The judge cited various cases under the Mental Capacity Act on the patient’s best interests, including Aintree University Hospitals NHS Foundation Trust v James [2013] UKSC 67 , where the Supreme Court made it clear that the court below had been wrong to focus on what “the reasonable patient” would decide, and emphasised that the patient’s own wishes and feeling must be properly considered: “the things which were important to him… should be taken into account because they are a component in making the choice which is right for him as an individual human being.”

The preponderant evidence pointed strongly to MSP not wishing to live with a stoma or, as he had put it, with any “ongoing medical treatment that will prevent me from living independently, either long term or indefinitely”. Whilst this document was not binding as an Advance Directive (it only had one signature), it nonetheless represented, in the judge’s view, “a clear and eloquent expression” of MSP’s wishes and feelings. Nor did it stand alone. It was reinforced by the “choate and consistent” evidence of MSP’s parents, his step-sister (communicated via the parents) and the clear evidence of three consultants, each of whom was left with no doubt at all that MSP would not want to live either with the stoma or TPN and that the combination of both would be unbearable for him. MSP’s father told the judge that if his son was permitted to recover consciousness and discover his own plight, he thought he would “kill himself”. 

MSP’s original authorisation of the procedure was predicated on the assumption that the stoma could potentially be reversed. The physician who inserted it had not seen MSP’s Advance Directive, but had communicated to MSP the possibility of the stoma being reversible. Therefore MSP’s consent at this point was not inconsistent with his wishes as expressed in the Directive.

Whether the history of the case was justified [the physician]’s optimism is logically irrelevant. MSP rejected life with an irreversible stoma and in terms which were unambiguous and consistent. In these circumstances he made it clear that he rejected all medical treatment or procedures or interventions that artificially sustain his life. Manifestly, this extends to parenteral feeding.

In the exercise of his personal autonomy MSP was entitled to take that decision which this court “is required to and does respect”. Accordingly, and for these reasons, the judge considered that the plan to remove ANH and continue sedation that would eventually lead to MSP’s death is what he would have wanted.

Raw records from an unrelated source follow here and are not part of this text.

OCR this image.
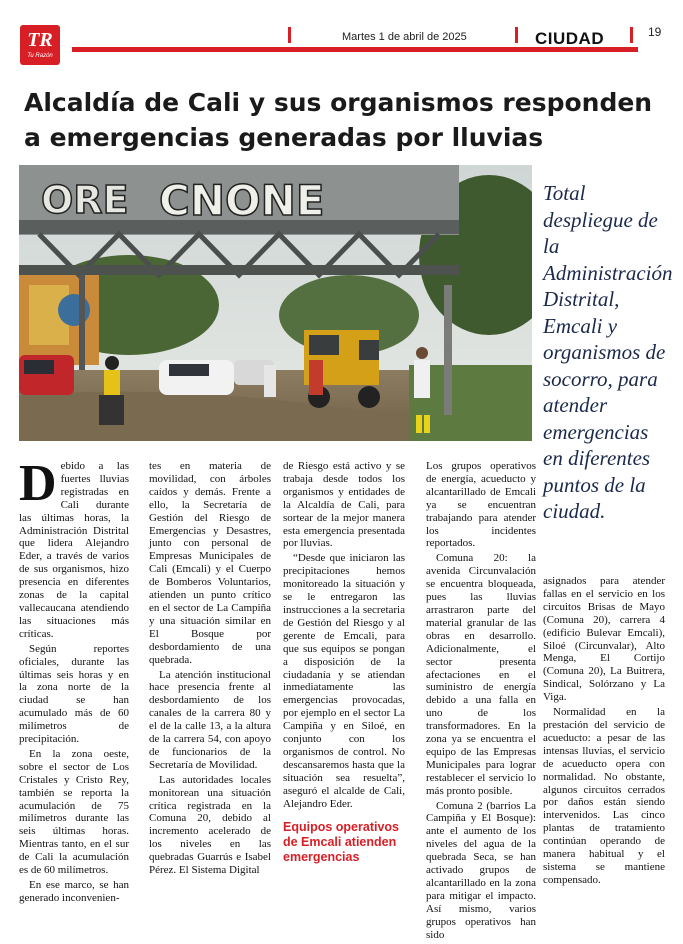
TR
Tu Razón
Martes 1 de abril de 2025	CIUDAD	19
Alcaldía de Cali y sus organismos responden a emergencias generadas por lluvias
ORE CNONE	Total despliegue de la Administración Distrital, Emcali y organismos de socorro, para atender emergencias en diferentes puntos de la ciudad.

Debido a las fuertes lluvias registradas en Cali durante las últimas horas, la Administración Distrital que lidera Alejandro Eder, a través de varios de sus organismos, hizo presencia en diferentes zonas de la capital vallecaucana atendiendo las situaciones más críticas.

Según reportes oficiales, durante las últimas seis horas y en la zona norte de la ciudad se han acumulado más de 60 milímetros de precipitación.

En la zona oeste, sobre el sector de Los Cristales y Cristo Rey, también se reporta la acumulación de 75 milímetros durante las seis últimas horas. Mientras tanto, en el sur de Cali la acumulación es de 60 milímetros.

En ese marco, se han generado inconvenien-

tes en materia de movilidad, con árboles caídos y demás. Frente a ello, la Secretaría de Gestión del Riesgo de Emergencias y Desastres, junto con personal de Empresas Municipales de Cali (Emcali) y el Cuerpo de Bomberos Voluntarios, atienden un punto crítico en el sector de La Campiña y una situación similar en El Bosque por desbordamiento de una quebrada.

La atención institucional hace presencia frente al desbordamiento de los canales de la carrera 80 y el de la calle 13, a la altura de la carrera 54, con apoyo de funcionarios de la Secretaría de Movilidad.

Las autoridades locales monitorean una situación crítica registrada en la Comuna 20, debido al incremento acelerado de los niveles en las quebradas Guarrús e Isabel Pérez. El Sistema Digital

de Riesgo está activo y se trabaja desde todos los organismos y entidades de la Alcaldía de Cali, para sortear de la mejor manera esta emergencia presentada por lluvias.

“Desde que iniciaron las precipitaciones hemos monitoreado la situación y se le entregaron las instrucciones a la secretaria de Gestión del Riesgo y al gerente de Emcali, para que sus equipos se pongan a disposición de la ciudadanía y se atiendan inmediatamente las emergencias provocadas, por ejemplo en el sector La Campiña y en Siloé, en conjunto con los organismos de control. No descansaremos hasta que la situación sea resuelta”, aseguró el alcalde de Cali, Alejandro Eder.

Equipos operativos de Emcali atienden emergencias

Los grupos operativos de energía, acueducto y alcantarillado de Emcali ya se encuentran trabajando para atender los incidentes reportados.

Comuna 20: la avenida Circunvalación se encuentra bloqueada, pues las lluvias arrastraron parte del material granular de las obras en desarrollo. Adicionalmente, el sector presenta afectaciones en el suministro de energía debido a una falla en uno de los transformadores. En la zona ya se encuentra el equipo de las Empresas Municipales para lograr restablecer el servicio lo más pronto posible.

Comuna 2 (barrios La Campiña y El Bosque): ante el aumento de los niveles del agua de la quebrada Seca, se han activado grupos de alcantarillado en la zona para mitigar el impacto. Así mismo, varios grupos operativos han sido

asignados para atender fallas en el servicio en los circuitos Brisas de Mayo (Comuna 20), carrera 4 (edificio Bulevar Emcali), Siloé (Circunvalar), Alto Menga, El Cortijo (Comuna 20), La Buitrera, Sindical, Solórzano y La Viga.

Normalidad en la prestación del servicio de acueducto: a pesar de las intensas lluvias, el servicio de acueducto opera con normalidad. No obstante, algunos circuitos cerrados por daños están siendo intervenidos. Las cinco plantas de tratamiento continúan operando de manera habitual y el sistema se mantiene compensado.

MSP has endured a decade of serious ill health. The quality of his life and his mobility has been desperately reduced. His confidence and self-esteem has been adversely impacted. His capacity to forge and maintain interpersonal relationships has been significantly eroded. He has made a practical, utilitarian calculation that life in these circumstances is not what he wants. In a real sense this is not a case about choosing to die, it is about an adult’s capacity to shape and control the end of his life. This is an important facet of personal autonomy which requires to be guarded every bit as jealously for the incapacitous as for the capacitous.

2 comments


  1. Two small corrections to this report:
    – Although MSP apparently referred to his advance treatment refusal as an “Advance Directive”, what was at issue in this case was the finding that it was not a valid “Advance Decision” as defined in ss.24 -26 Mental Capacity Act 2005.
    – It is true that the document only had one signature – that of MSP himself – and that it was not valid. More precisely, it was not a valid Advance Decision because it had no witness signature as required by s.25(6) Mental Capacity Act 2005.

    1. Rosalind English says:

      Thank you for this Sue. I agree that it is tecnically incorrect but the judge also refers to MSP’s “Advance Directive” and I decided to use the term as well as people are more familiar with it than “Advance Decision”.